Zeitschrift Fur Evidenz, Fortbildung Und Qualitat Im Gesundheitswesen
|February 21, 2022
Summary
Natural Language Processing (NLP) analysis of over 6,000 event reports from CIRSmedical.de reveals insights into reporter characteristics. NLP aids in understanding reporting intentions, focus, and sentiment, improving the reporting system.
Area of Science:
- Medical Informatics
- Artificial Intelligence in Healthcare
- Natural Language Processing
Background:
- CIRSmedical.de is a German cross-institutional reporting and learning system established in 2005.
- It hosts over 6,000 event reports, with past analyses focusing on specific topics rather than a comprehensive evaluation.
- Natural Language Processing (NLP) offers a novel strategy for analyzing these text-based reports.
Purpose of the Study:
- To systematically evaluate all available case reports from CIRSmedical.de using NLP.
- To describe the characteristics of event reports and expert commentaries within the system.
- To identify patterns in text length, reporting behavior, sentiment, and keywords.
Main Methods:
- Analysis of 6,480 case reports from CIRSmedical.de (as of December 10, 2019).
- Utilized free text fields and expert commentaries (feedback from the CIRS team).
- Employed Python with NLTK and SpaCy libraries to analyze text length, sentiment, and keywords.
Main Results:
- Heterogeneous findings in report length and word count across subject groups; anesthesiology reports are numerous but vary greatly in length, while psychotherapy reports are few and short.

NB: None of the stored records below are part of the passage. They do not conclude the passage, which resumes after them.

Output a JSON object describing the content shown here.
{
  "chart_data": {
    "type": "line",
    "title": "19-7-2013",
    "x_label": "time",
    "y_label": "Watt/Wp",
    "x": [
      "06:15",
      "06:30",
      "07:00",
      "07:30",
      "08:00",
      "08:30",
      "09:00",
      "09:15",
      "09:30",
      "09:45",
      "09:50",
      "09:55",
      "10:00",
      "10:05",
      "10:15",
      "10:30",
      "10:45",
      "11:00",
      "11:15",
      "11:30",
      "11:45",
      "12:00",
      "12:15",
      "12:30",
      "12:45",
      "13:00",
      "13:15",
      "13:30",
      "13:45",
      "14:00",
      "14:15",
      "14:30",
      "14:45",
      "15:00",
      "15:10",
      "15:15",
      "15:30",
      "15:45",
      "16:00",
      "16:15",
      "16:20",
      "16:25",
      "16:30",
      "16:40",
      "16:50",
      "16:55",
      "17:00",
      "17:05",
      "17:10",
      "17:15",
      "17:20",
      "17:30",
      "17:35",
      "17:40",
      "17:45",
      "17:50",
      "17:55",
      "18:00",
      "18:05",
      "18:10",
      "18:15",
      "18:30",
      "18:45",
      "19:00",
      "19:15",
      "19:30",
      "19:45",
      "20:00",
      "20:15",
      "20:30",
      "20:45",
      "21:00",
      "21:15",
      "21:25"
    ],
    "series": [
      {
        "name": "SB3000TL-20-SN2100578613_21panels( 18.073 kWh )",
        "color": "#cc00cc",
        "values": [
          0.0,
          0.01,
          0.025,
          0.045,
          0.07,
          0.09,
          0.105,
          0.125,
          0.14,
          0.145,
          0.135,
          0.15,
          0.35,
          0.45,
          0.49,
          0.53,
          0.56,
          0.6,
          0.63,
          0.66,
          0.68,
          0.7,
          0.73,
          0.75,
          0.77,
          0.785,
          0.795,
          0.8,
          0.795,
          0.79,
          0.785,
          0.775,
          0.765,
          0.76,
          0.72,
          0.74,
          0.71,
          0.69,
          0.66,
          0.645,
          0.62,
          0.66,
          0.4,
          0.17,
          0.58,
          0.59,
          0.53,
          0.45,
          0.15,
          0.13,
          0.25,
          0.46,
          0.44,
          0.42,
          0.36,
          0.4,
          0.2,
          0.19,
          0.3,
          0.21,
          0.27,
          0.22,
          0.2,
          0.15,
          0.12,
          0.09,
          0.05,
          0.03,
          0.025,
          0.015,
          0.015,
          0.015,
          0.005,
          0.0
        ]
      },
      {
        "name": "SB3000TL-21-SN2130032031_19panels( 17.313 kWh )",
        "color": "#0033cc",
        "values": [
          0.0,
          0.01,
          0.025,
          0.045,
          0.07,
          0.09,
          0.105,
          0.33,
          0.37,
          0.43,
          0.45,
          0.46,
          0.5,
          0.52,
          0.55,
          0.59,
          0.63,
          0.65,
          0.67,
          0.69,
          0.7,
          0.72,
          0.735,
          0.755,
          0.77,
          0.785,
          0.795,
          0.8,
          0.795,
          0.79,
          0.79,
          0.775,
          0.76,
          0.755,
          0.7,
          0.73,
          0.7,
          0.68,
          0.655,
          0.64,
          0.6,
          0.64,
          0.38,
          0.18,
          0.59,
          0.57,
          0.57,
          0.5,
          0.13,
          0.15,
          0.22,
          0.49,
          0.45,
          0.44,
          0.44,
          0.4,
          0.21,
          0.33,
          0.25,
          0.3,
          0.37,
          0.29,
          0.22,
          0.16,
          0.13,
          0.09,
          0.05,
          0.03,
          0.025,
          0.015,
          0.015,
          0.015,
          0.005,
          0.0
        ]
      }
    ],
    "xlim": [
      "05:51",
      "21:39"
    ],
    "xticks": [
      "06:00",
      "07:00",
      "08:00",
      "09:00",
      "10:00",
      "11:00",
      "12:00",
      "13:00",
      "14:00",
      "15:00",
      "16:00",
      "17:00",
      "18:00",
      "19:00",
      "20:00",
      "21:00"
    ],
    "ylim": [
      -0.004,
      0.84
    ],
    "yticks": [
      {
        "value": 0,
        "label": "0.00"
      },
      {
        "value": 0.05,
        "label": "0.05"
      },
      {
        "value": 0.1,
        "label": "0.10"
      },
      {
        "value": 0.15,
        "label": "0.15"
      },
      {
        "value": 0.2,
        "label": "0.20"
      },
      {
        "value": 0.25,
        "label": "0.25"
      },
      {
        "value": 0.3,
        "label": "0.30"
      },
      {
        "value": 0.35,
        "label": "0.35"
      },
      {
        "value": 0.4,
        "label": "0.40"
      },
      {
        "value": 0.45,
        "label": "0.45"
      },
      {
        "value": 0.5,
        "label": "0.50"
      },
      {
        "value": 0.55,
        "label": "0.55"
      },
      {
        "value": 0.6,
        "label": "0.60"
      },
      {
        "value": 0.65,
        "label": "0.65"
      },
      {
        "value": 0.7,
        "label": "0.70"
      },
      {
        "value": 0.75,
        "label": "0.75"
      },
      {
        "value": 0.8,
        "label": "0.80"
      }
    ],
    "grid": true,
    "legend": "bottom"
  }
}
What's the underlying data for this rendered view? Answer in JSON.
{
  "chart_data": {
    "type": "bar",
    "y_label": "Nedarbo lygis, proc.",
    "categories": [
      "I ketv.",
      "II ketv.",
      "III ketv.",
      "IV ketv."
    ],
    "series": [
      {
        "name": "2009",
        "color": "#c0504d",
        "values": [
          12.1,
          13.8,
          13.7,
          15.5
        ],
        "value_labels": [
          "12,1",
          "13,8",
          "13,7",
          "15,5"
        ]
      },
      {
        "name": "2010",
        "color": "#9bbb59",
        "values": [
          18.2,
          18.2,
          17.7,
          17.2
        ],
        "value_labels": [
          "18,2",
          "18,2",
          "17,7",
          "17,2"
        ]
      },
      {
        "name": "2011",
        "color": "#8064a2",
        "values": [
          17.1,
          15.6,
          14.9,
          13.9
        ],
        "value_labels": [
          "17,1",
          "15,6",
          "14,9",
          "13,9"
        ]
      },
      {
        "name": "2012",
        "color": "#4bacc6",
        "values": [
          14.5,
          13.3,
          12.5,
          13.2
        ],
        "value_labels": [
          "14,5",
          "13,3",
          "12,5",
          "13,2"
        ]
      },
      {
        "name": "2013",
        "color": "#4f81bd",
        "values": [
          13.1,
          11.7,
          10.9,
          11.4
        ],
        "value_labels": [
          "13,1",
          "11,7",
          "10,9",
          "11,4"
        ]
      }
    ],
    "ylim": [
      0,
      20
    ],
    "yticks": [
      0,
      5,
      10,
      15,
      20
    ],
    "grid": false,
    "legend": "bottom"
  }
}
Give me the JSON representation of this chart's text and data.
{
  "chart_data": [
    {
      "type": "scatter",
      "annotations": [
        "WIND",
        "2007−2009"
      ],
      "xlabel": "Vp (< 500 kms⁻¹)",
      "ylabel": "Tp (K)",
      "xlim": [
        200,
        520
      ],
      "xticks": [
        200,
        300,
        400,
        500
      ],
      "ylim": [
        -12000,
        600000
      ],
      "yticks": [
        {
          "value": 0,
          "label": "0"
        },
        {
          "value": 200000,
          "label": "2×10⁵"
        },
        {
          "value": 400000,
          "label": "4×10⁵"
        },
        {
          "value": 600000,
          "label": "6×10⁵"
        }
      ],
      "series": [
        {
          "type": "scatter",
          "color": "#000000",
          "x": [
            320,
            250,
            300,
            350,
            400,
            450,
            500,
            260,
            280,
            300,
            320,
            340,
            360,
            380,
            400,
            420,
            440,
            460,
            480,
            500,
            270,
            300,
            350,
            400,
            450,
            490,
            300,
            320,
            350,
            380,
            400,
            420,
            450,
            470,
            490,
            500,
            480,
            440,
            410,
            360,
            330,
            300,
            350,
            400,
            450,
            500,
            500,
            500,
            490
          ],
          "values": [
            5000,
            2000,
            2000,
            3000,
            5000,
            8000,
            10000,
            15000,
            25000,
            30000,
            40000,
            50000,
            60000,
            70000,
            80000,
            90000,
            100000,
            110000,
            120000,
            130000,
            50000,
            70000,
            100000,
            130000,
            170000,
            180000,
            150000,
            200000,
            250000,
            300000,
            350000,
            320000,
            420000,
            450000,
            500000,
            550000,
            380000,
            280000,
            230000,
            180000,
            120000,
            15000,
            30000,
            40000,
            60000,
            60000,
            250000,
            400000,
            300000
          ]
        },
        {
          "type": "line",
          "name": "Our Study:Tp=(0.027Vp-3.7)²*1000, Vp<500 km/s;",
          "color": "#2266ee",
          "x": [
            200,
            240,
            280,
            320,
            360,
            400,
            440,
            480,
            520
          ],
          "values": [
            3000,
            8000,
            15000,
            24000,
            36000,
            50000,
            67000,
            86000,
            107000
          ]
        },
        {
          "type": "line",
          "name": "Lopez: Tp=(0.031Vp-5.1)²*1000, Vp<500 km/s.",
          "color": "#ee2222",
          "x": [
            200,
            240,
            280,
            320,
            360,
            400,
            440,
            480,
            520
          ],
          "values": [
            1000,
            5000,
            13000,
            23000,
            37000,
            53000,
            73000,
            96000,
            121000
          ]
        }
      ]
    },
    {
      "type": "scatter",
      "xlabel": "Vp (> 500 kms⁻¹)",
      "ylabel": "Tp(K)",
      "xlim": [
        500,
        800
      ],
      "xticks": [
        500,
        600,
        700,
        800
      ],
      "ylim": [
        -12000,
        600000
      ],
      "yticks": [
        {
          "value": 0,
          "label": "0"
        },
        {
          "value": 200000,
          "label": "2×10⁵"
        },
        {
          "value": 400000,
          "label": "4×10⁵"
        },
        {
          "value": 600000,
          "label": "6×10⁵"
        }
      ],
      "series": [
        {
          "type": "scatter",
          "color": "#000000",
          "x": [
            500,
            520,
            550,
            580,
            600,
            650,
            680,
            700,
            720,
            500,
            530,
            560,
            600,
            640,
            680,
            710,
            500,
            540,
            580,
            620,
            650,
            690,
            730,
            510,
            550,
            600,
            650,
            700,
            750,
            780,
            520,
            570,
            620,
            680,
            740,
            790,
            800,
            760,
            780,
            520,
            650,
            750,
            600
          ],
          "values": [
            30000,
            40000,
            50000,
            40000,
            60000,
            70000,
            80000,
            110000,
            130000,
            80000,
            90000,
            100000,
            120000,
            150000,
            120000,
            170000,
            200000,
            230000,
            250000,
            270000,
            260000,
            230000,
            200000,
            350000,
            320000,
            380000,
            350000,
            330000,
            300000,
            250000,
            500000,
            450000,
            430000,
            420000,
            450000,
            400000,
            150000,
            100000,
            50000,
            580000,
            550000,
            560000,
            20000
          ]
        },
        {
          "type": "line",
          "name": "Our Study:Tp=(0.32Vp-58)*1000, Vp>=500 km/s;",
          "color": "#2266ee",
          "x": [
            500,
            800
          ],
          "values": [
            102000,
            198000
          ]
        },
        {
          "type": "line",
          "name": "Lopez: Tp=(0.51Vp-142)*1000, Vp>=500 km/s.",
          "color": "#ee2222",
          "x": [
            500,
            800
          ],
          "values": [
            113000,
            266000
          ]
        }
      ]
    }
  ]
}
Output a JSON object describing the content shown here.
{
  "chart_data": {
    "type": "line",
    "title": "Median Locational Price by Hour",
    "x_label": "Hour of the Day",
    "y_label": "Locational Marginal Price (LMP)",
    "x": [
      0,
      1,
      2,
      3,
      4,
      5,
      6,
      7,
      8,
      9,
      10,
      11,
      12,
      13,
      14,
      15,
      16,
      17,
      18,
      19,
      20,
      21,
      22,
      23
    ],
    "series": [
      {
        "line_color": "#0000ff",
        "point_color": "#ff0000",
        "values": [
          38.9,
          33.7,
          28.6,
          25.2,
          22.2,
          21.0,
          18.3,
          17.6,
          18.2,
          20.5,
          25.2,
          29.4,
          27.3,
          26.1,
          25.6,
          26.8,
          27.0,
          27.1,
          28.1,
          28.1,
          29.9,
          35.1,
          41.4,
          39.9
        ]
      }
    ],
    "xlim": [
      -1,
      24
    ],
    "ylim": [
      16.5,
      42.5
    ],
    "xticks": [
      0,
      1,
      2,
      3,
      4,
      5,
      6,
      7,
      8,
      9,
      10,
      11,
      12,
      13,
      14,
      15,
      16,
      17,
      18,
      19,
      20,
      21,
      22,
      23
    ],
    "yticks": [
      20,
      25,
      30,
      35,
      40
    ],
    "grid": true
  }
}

- Professional groups (nurses, doctors, other staff) produce reports of similar length.
- Sentiment analysis revealed commentaries are more negative than reports, likely due to their length; keywords were identifiable but highly varied.
Conclusions:
- NLP enables a systematic description of text properties in event reports and commentaries, offering insights into reporter intention, focus, and mood.
- Sentiment and text length analyses highlight potential issues: short reports may lack sufficient information, while long commentaries risk not being read.
- NLP facilitates rethinking input methods and forms, serving as a foundational step for automated text classification and improved user interaction.